Lama-lama, aku yang tak tahan dengan adegan aneh ini. Cuma diam saling melotot, setidaknya itu yang kulakukan.

"Ngapain?" kataku sesingkat mungkin dan penuh emosi.
"Ee, enggak. Aku cuma mau kerumah teman." jawabnya. Aku tahu itu bohong. Mana mungkin temannya tinggal satu gang denganku.

Aku gak mau berlama-lama. Aku berbalik menuju gang.

"Ris!" tiba-tiba Ikhsan memanggilku.
Aku berbalik menatapnya.

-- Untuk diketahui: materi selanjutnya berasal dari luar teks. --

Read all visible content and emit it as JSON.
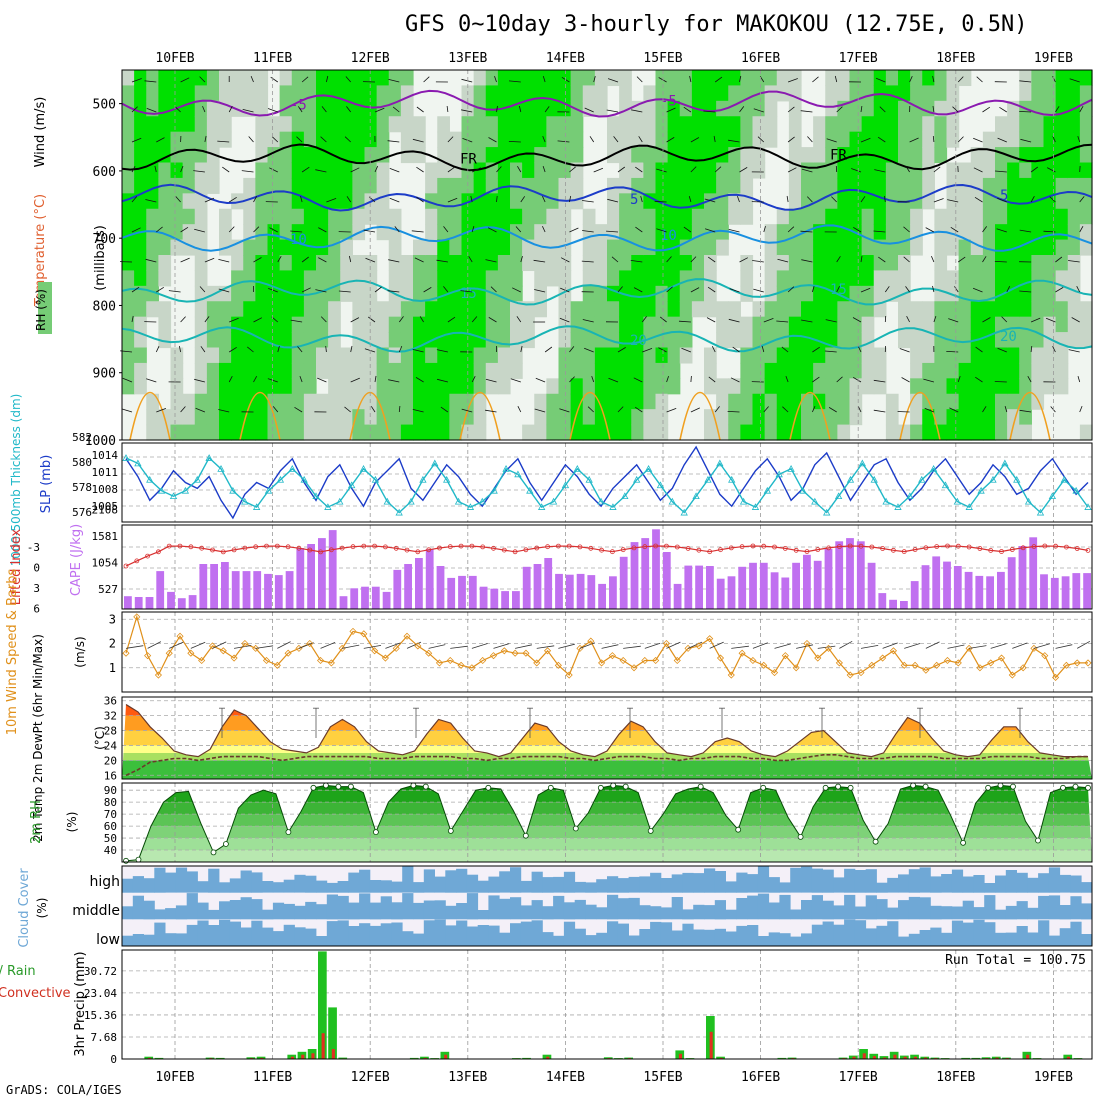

Tapi dia diam lagi. Mulutnya seperti sedang komat-kamit. Seolah-olah ada serangga dimulutnya yang meronta untuk keluar.
"Ee, Kalo gang kenanga dimana?" akhirnya keluar kata-kata yang kutahu cuma asal-asalan. Tentu saja, gak ada sama sekali gang disepanjang jalan ini yang bernama kenanga.
"Gak tau!" jawabku cuek sambil ngeloyor pergi.

Entah apa yang dia lakukan sekarang. Aku bahkan tak tahu apa yang akan dia lakukan tadi. Aku sama sekali tak peduli.
Luka dilenganku dan bekas tentangan didada belum juga hilang. Begitu pula rasa marah.